Navy Seaman Recruit Aliyah Shakir, daughter of Jahid Shakir, of Gastonia, and Sabretta Spann, of Iron Station, graduated from the United States Navy’s basic training at Recruit Training Command in Great Lakes, Ill. Training included classroom study and practical instruction on naval customs, first aid, firefighting, water safety and survival, and shipboard and aircraft safety. An emphasis was also placed on physical fitness. The capstone event of boot camp is “Battle Stations,” an exercise that gives recruits the skills and confidence needed to succeed in the fleet. “Battle Stations” is designed to galvanize in each recruit the basic warrior attributes of sacrifice, dedication, teamwork and endurance through the practical application of basic U.S. Navy skills and the core values of honor, courage and commitment. Its distinctly “Navy’’ flavor was designed to take into account what it means to be a sailor. Aliyah Shakir is a 2012 graduate of East Lincoln High School in Denver.

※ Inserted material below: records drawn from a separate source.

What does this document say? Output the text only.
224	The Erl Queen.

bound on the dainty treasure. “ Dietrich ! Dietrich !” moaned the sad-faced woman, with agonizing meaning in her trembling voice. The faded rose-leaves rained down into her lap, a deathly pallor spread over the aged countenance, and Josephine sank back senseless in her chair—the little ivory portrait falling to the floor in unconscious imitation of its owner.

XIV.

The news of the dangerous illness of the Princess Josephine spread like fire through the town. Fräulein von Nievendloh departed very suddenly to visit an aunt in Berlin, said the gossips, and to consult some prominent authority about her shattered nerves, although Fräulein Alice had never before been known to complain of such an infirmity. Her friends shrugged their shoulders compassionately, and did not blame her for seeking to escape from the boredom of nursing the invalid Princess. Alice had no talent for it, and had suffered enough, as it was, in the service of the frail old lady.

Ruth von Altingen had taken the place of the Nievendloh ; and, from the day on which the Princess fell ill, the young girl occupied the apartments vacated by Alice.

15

Grace Thompson-Byrum, of Iron Station, has been offered a Leadership Scholarship to attend Warren Wilson College beginning this fall. The specific scholarship recognizes the leadership a student has demonstrated during high school through club, sport and/or civic involvement. Founded in 1894 as the Asheville Farm School, Warren Wilson College is the country’s only liberal arts college with a national student body and integrated work and service programs, school officials said.
2014 Robinson-Lineberger Literary Competition
The Arts Council of Lincoln County recently announced the winners of the 2014 Robinson-Lineberger Literary Competition. A reception was held at Gallery 27 in Lincolnton. Sponsors of the annual event include the Arts Council of Lincoln County, the North Carolina Arts Council and the Robinson-Lineberger Foundation.

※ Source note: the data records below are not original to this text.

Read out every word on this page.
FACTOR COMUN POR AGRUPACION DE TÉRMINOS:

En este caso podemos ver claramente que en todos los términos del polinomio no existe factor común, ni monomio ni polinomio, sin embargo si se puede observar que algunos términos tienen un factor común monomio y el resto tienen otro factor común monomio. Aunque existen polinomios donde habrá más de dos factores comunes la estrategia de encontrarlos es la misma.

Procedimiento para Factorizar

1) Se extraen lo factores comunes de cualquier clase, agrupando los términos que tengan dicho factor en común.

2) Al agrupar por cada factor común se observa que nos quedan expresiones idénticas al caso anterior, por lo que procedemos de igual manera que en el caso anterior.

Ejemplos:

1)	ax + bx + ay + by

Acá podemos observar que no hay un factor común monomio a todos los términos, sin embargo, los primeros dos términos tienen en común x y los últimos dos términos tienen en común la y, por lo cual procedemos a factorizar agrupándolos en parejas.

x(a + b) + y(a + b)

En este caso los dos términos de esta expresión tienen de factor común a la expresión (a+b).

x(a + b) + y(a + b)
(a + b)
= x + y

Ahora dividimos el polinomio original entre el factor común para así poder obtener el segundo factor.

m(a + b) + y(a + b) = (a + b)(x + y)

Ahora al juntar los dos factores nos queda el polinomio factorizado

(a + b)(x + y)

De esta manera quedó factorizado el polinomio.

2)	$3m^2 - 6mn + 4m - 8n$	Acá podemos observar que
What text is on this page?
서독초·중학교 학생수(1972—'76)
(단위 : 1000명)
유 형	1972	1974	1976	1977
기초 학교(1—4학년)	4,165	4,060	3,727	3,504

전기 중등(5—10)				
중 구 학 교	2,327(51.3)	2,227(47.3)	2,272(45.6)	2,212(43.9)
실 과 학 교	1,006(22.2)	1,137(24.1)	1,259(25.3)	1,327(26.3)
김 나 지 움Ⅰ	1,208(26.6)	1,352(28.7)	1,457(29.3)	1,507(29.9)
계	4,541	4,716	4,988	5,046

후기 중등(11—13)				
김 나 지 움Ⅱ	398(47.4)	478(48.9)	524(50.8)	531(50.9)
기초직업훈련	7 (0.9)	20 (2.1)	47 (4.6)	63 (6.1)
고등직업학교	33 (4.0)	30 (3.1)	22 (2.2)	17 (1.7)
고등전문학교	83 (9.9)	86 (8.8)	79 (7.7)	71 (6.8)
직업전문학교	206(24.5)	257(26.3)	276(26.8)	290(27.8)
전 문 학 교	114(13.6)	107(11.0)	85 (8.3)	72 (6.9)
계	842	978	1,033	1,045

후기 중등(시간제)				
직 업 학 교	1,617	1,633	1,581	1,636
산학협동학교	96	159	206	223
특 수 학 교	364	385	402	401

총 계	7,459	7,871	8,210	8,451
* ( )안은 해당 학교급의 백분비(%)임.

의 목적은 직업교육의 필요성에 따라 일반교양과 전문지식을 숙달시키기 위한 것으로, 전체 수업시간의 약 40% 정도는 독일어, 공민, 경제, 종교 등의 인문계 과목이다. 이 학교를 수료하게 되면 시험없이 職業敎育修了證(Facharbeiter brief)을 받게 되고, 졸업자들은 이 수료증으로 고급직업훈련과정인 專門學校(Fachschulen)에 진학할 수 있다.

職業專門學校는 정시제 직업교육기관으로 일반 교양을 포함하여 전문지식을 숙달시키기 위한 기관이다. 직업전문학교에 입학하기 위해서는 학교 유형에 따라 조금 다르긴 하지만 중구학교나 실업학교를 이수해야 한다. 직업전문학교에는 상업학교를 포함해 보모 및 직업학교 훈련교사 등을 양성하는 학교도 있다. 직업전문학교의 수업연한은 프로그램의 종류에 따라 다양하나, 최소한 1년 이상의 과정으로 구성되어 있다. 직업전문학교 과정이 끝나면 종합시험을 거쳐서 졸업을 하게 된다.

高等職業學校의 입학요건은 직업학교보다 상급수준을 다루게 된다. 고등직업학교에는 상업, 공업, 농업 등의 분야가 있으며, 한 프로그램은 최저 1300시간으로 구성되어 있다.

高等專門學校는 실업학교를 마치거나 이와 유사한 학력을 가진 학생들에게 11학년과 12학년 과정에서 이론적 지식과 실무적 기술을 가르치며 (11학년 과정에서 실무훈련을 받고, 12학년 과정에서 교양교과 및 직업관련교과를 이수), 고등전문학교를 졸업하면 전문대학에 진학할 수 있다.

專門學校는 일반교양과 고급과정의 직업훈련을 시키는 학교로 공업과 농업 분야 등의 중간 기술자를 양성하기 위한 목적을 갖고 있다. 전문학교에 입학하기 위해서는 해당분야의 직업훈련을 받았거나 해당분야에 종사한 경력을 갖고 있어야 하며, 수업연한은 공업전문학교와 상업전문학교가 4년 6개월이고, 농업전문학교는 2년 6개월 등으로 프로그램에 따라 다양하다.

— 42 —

Winners in the Adult Poetry category included the following works: (1st) “An Ode to Greif and Death” by Susan Harris; (2nd) “Put Me In” by Angela Withers; (3rd) “Butterfly Kisses” by UMAR artists; (honorable mention) “Color Comes to Being” by Dene Scott Smith.
Winners in the category of Adult Prose included the following works: (1st) “The Woodlands” by Dene Smith; (2nd) “The Dream Makers” by Kay Marks; (3rd) “And Still She Marched” by Allyson Levine; (honorable mention) “Fertilizer” by Kristin Cathey.
Priscilla Book Club
The April meeting of the Priscilla Book Club was hosted by Doris Little. After a dessert course, members shared news with President Kay Barefoot opening the meeting by reading Major Gen. Robert F. Hoke’s parting speech to his troops, which he delivered May 1, 1865. Following the business portion of the meeting, Sarah Lantz, program leader, shared A Land More Kind than Home by Wiley Cash, club member said.
The story centers on the death of Christopher “Stump,” a 13-year-old, autistic boy who dies during a Sunday evening church service. The story’s narrators, all three residents of Marshall in Madison County, N.C., include town midwife and protector of children, Adelaide Lyle, Jess Hall, “Stump’s” 9-year-old brother, and Madison County Sheriff Clem Barefield, who maintains his own painful past. The story’s overriding theme is “religion gone wrong,” club members said, based on snake handling, snooping by Jess and “Stump,” which causes the pair to see an act that proved catastrophic, and evil that the two boys face in their small town.
Barefoot closed the meeting by reading the poem “Spring” by Philip Larkin. For May’s business meeting, Libby Mize will host the club at Barefoot’s Sugar Shack.